The Islamic Courts Union (ICU) also said it would reconsider its opposition to Kenya co-chairing the talks in Khartoum, Sudan.
Sheikh Hassan Dahir Aweys addresses the media in this file picture. The Islamic Courts Union (ICU) has said it would reconsider its opposition to Kenya co-chairing the talks in Khartoum, Sudan.
A Kenyan delegation, led by the ambassador to Somalia, Mr Mohammed Affey, was in Mogadishu to resolve the issue of Kenya's part which the ICU had earlier opposed on grounds that Kenya was an ally of the Baidoa-based Transitional Federal Government.
The meeting held in Mogadishu was attended by nine top leaders of the ICU, including Sheikh Hassan Dahir Aweys, Sheikh Sharriff Ahmed and Prof Ibrahim Adow.
"Our position on Kenya earlier was because of your support for the TFG and your support for the lifting of the arms embargo to allow the deployment of troops, which we are strongly against. We will reconsider the position" said Mr Abdurahman Janagow, the first deputy chairman of the union told Nation.
"We still have an uphill task to convince the Union that Kenya is an honest and neutral arbitrator and that we cannot afford any hostility between any groups in Somalia. But the good news is that they have agreed to go back to Khartoum" said Mr Affey who was accompanied by Mr Mohammed Said Omar of the Inter-Governmental Authority on Development (Igad) secretariat and Mr Mohammed Osman from the Foreign Affairs ministry.
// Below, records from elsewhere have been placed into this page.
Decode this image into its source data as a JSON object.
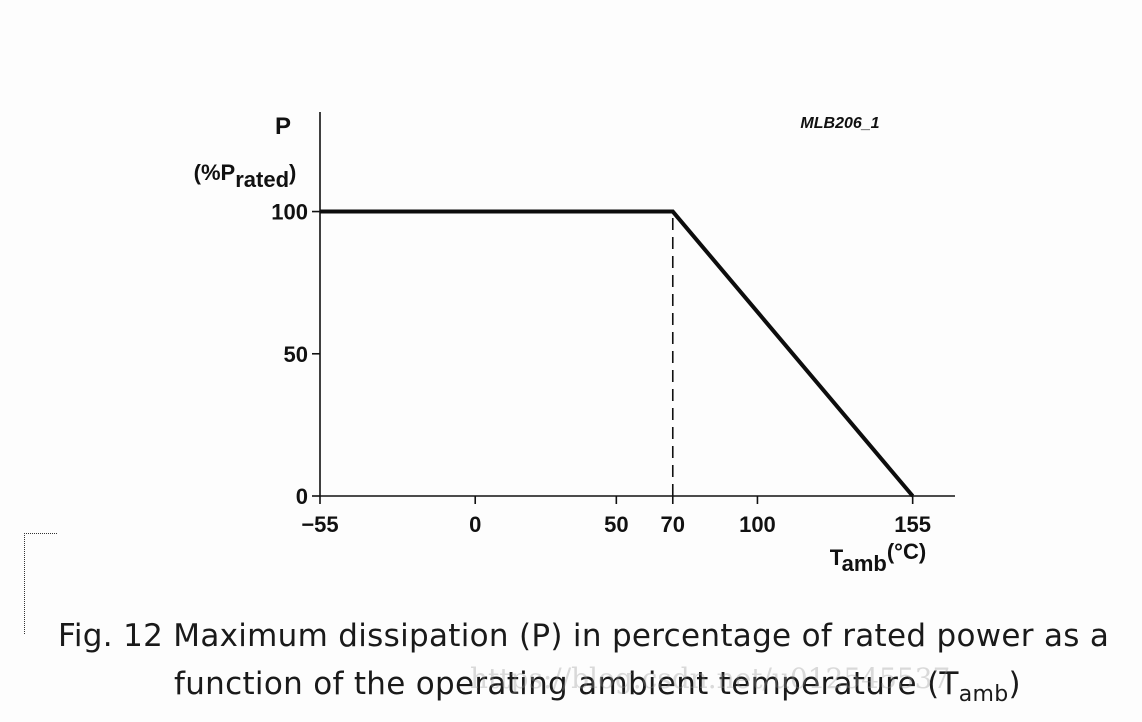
{
  "chart_data": {
    "type": "line",
    "code": "MLB206_1",
    "ylabel": "P",
    "ylabel_sub_prefix": "(%P",
    "ylabel_sub": "rated",
    "ylabel_sub_suffix": ")",
    "xlabel_main": "T",
    "xlabel_sub": "amb",
    "xlabel_unit": "(°C)",
    "xlim": [
      -55,
      170
    ],
    "ylim": [
      0,
      135
    ],
    "xticks": [
      {
        "value": -55,
        "label": "−55"
      },
      {
        "value": 0,
        "label": "0"
      },
      {
        "value": 50,
        "label": "50"
      },
      {
        "value": 70,
        "label": "70"
      },
      {
        "value": 100,
        "label": "100"
      },
      {
        "value": 155,
        "label": "155"
      }
    ],
    "yticks": [
      {
        "value": 0,
        "label": "0"
      },
      {
        "value": 50,
        "label": "50"
      },
      {
        "value": 100,
        "label": "100"
      }
    ],
    "series": [
      {
        "name": "Maximum dissipation",
        "x": [
          -55,
          70,
          155
        ],
        "y": [
          100,
          100,
          0
        ]
      }
    ],
    "reference_line": {
      "x": 70,
      "y_from": 0,
      "y_to": 100,
      "style": "dashed"
    }
  },
  "caption": {
    "label": "Fig. 12",
    "line1": "Maximum dissipation (P) in percentage of rated power as a",
    "line2_prefix": "function of the operating ambient temperature (T",
    "line2_sub": "amb",
    "line2_suffix": ")"
  },
  "watermark": "https://blog.csdn.net/u012545537"
}
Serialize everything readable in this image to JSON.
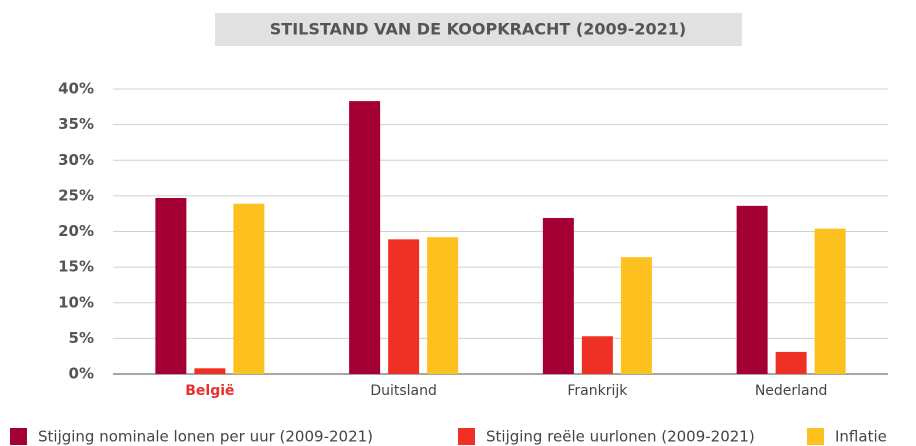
{
  "chart_data": {
    "type": "bar",
    "title": "STILSTAND VAN DE KOOPKRACHT (2009-2021)",
    "categories": [
      "België",
      "Duitsland",
      "Frankrijk",
      "Nederland"
    ],
    "category_colors": [
      "#e8302a",
      "#444444",
      "#444444",
      "#444444"
    ],
    "series": [
      {
        "name": "Stijging nominale lonen per uur (2009-2021)",
        "color": "#a50034",
        "values": [
          24.7,
          38.3,
          21.9,
          23.6
        ]
      },
      {
        "name": "Stijging reële uurlonen (2009-2021)",
        "color": "#ee3124",
        "values": [
          0.8,
          18.9,
          5.3,
          3.1
        ]
      },
      {
        "name": "Inflatie",
        "color": "#fdc11f",
        "values": [
          23.9,
          19.2,
          16.4,
          20.4
        ]
      }
    ],
    "ylim": [
      0,
      40
    ],
    "yticks": [
      {
        "value": 0,
        "label": "0%"
      },
      {
        "value": 5,
        "label": "5%"
      },
      {
        "value": 10,
        "label": "10%"
      },
      {
        "value": 15,
        "label": "15%"
      },
      {
        "value": 20,
        "label": "20%"
      },
      {
        "value": 25,
        "label": "25%"
      },
      {
        "value": 30,
        "label": "30%"
      },
      {
        "value": 35,
        "label": "35%"
      },
      {
        "value": 40,
        "label": "40%"
      }
    ],
    "grid": true,
    "legend": "bottom"
  }
}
The ICU agreed to go back to Khartoum without setting any conditions, but said it needed more time to reach a conclusion as to whether Kenya should co-chair the talks.
The Union had earlier set conditions before meeting with the TFG. One of them was the withdrawal of Ethiopian troops in Somalia and non involvement of Kenya in the Khartoum talks.
Another milestone achieved in the two and half hour meeting is the ICU's acceptance to meet with the Igad secretariat at its headquarters in Djibouti.
The ICU has never recognised the role of the regional body that initiated two and half years of Somali peace talks that culminated in the formation of the transitional government and a charter under President Abdullahi Yusuf Ahmed.
Since their take-over of Mogadishu and much of the south of Somalia in June, the union has remained cautious about Kenya's role in the Somali crisis.
The Kenyan government has twice invited leaders of the ICU to iron out the matter but without much success.
The Khartoum talks, initiated by the Arab league, were aimed at averting what is seen as a road to war between the UN-backed government in Baidoa, 240 kilometres from Mogadishu, where the Islamists are.
With the talks failing to take off last week, tension between the two is still steadily mounting as evidenced by Sunday's heavy fighting in the central Somalia town of Bandiradley 600km from Mogasidhu, which saw eight people killed.